Making tough decisions with Frog DNA

When a company, team, or individual goes about creating a strategy, they like to have as close to a full picture as possible of all the details to give themselves the best chance of heading in the right direction. But what about times when you don’t have a full picture?

When I am working, there will be constant course corrections as I move forward on a given project. What I hope to avoid is not the course corrections, but instead, to avoid missing the vital moment when we need to start moving forward.

To sum up, in most cases I will not have the full picture of the need, the obstacles, and the solution so I will need to make a logical leap using the data I have gathered at that point.

This is where things get tricky because as we mentioned the average person is not comfortable with making decisions without all of the facts. So how do we fill in the gaps in our knowledge enough to know we aren’t jumping blindly to our doom?

The Metaphor

The frog DNA metaphor is taken from the novel and subsequent film Jurrasic Park by Michael Crichton in which he describes a world where scientists have collected enough dinosaur DNA to clone a dinosaur. Their problem is that they are missing sections of the DNA strands and must fill it with bird, lizard, and frog DNA to make a complete picture. Haven’t seen the movie? Shame on you! Want to remind yourself what I’m talking about?
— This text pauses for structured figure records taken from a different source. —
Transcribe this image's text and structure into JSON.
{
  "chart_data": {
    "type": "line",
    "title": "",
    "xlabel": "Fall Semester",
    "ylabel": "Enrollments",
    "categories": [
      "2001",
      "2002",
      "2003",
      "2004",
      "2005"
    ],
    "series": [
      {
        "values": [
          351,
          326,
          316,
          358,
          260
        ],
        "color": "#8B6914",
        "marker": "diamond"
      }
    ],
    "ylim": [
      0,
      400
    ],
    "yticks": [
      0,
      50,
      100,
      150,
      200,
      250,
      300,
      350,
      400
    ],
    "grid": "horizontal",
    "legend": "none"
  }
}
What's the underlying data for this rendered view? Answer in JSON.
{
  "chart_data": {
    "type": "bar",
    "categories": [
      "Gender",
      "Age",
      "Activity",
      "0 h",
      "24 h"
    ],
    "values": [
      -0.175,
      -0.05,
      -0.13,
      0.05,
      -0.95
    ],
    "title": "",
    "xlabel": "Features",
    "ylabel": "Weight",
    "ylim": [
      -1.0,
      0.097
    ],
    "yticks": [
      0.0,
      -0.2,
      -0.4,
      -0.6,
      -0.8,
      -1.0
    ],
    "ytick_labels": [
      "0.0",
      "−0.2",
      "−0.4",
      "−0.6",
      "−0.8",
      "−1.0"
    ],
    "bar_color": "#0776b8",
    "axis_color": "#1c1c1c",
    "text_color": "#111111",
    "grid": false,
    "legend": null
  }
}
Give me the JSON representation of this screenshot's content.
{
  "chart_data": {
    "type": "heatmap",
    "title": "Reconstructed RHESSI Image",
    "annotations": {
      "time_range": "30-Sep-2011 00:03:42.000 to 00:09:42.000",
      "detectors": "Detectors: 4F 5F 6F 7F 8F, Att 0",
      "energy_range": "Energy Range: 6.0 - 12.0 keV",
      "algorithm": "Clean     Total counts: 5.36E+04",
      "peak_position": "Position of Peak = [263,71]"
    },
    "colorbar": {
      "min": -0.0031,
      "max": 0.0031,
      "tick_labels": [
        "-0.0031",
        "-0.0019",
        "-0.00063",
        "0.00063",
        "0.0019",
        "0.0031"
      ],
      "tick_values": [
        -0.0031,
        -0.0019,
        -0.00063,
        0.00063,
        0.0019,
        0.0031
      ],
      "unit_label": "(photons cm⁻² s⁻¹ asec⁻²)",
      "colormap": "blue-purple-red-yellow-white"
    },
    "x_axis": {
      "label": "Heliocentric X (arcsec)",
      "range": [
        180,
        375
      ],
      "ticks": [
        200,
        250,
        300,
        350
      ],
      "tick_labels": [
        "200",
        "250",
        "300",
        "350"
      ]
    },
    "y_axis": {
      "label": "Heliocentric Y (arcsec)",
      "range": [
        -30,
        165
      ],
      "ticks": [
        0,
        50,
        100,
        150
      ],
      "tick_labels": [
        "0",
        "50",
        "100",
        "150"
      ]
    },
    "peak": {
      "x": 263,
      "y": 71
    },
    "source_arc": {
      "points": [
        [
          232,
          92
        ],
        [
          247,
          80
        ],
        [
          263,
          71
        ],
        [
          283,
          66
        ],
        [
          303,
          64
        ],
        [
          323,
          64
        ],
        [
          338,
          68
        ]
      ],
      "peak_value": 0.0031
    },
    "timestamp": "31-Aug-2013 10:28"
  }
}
Here is a video for a 3 minute refresh.

In all fairness, due to a plot device, the frog DNA turns out to have been a tragic error, but the metaphor is just far too fun to let go just because of the movie’s outcome.

So in this situation I ask myself “what is the most logical data to include that is the most similar to the data I have already collected?”

What I use as frog DNA:

  • My knowledge of the customer or user of the end product.
  • Existing research from another similar field.
  • Existing research from a very different field that aligns with this project.
  • What we know about humans from the fields of psychology, sociology, and neuroscience.
  • What I know about myself and those closest to me.

Applying Improvisation

When I am improvising a scene in front of an audience, I must play characters as close to the reality that we have created so far in the show.  But when I do not know a character would do, I try to envision a version of myself or someone close to me in a situation where I might this choice might be a reality.

I am realistic about myself and how imperfect I am in the right circumstances, so I can usually come up with a scenario that would cause me to act boldly enough in a given scenario to match my character. If not, I try to do the same work with someone that I know that is different from myself but similar to the character.

High Velocity Decision Making

Why would I want to use frog DNA instead of just waiting for the remainder of the information? Why take the risk in order to get moving? Jeff Bezos of Amazon.com recently filled in a great explanation for me in his annual letter to shareholders:

“Most decisions should probably be made with somewhere around 70% of the information you wish you had,” Amazon CEO Jeff Bezos said in his annual letter to shareholders, released Wednesday. “If you wait for 90%, in most cases, you’re probably being slow.”  One of the tenets of the Day 1 mentality is to make faster decisions, he said. But it’s not just about speed. Anyone can pick things fast willy-nilly. You have to somehow make high-quality, high-velocity decisions,” Bezos wrote. “Easy for start-ups and very challenging for large organizations.” -Jeff Bezos

In improvisation we defer judgment, accept the ideas presented, and play them out to the best of our abilities. Working with improvisation allows us to make the types of high-velocity decisions that Mr. Bezos speaks of.

Third, use the phrase “disagree and commit.” This phrase will save a lot of time. If you have conviction on a particular direction even though there’s no consensus, it’s helpful to say, “Look, I know we disagree on this but will you gamble with me on it? Disagree and commit?” By the time you’re at this point, no one can know the answer for sure, and you’ll probably get a quick yes. – Jeff Bezos

Beginning improvisers disagree and commit so often that they eventually start skipping the part where they disagree (the judgment) and jump straight to the commit (yes, and.)

So what happens in improv when something we do doesn’t work well right away because of the frog DNA that we use? We course correct and refine. We add in additional data that we learned along the way and use it to make the overall story better and stronger. This is all done without ever pointing at someone and saying “that is a bad idea!”

The steps for using frog DNA

  1. Get as close as you can to the 70% mark on the data that you need.
  2. Examine the gaps in your data and define what you are missing as clearly as possible.
  3. Fill in those gaps with frog DNA. Whatever you have, and as close as you can get to the original source.
  4. Run the strategy as if it were a reality and look for logic issues.
  5. Jump back to #3 again and continue with other frog DNA until the strategy is as stable as possible.
  6. When stable, run the strategy.
  7. Be prepared to course correct, and course correct, and course-correct again.

In conclusion

So what are some high-velocity decisions you made and what was your frog DNA? What decisions that you have been sitting on because you want all the facts first, but you are realizing you might never have in time?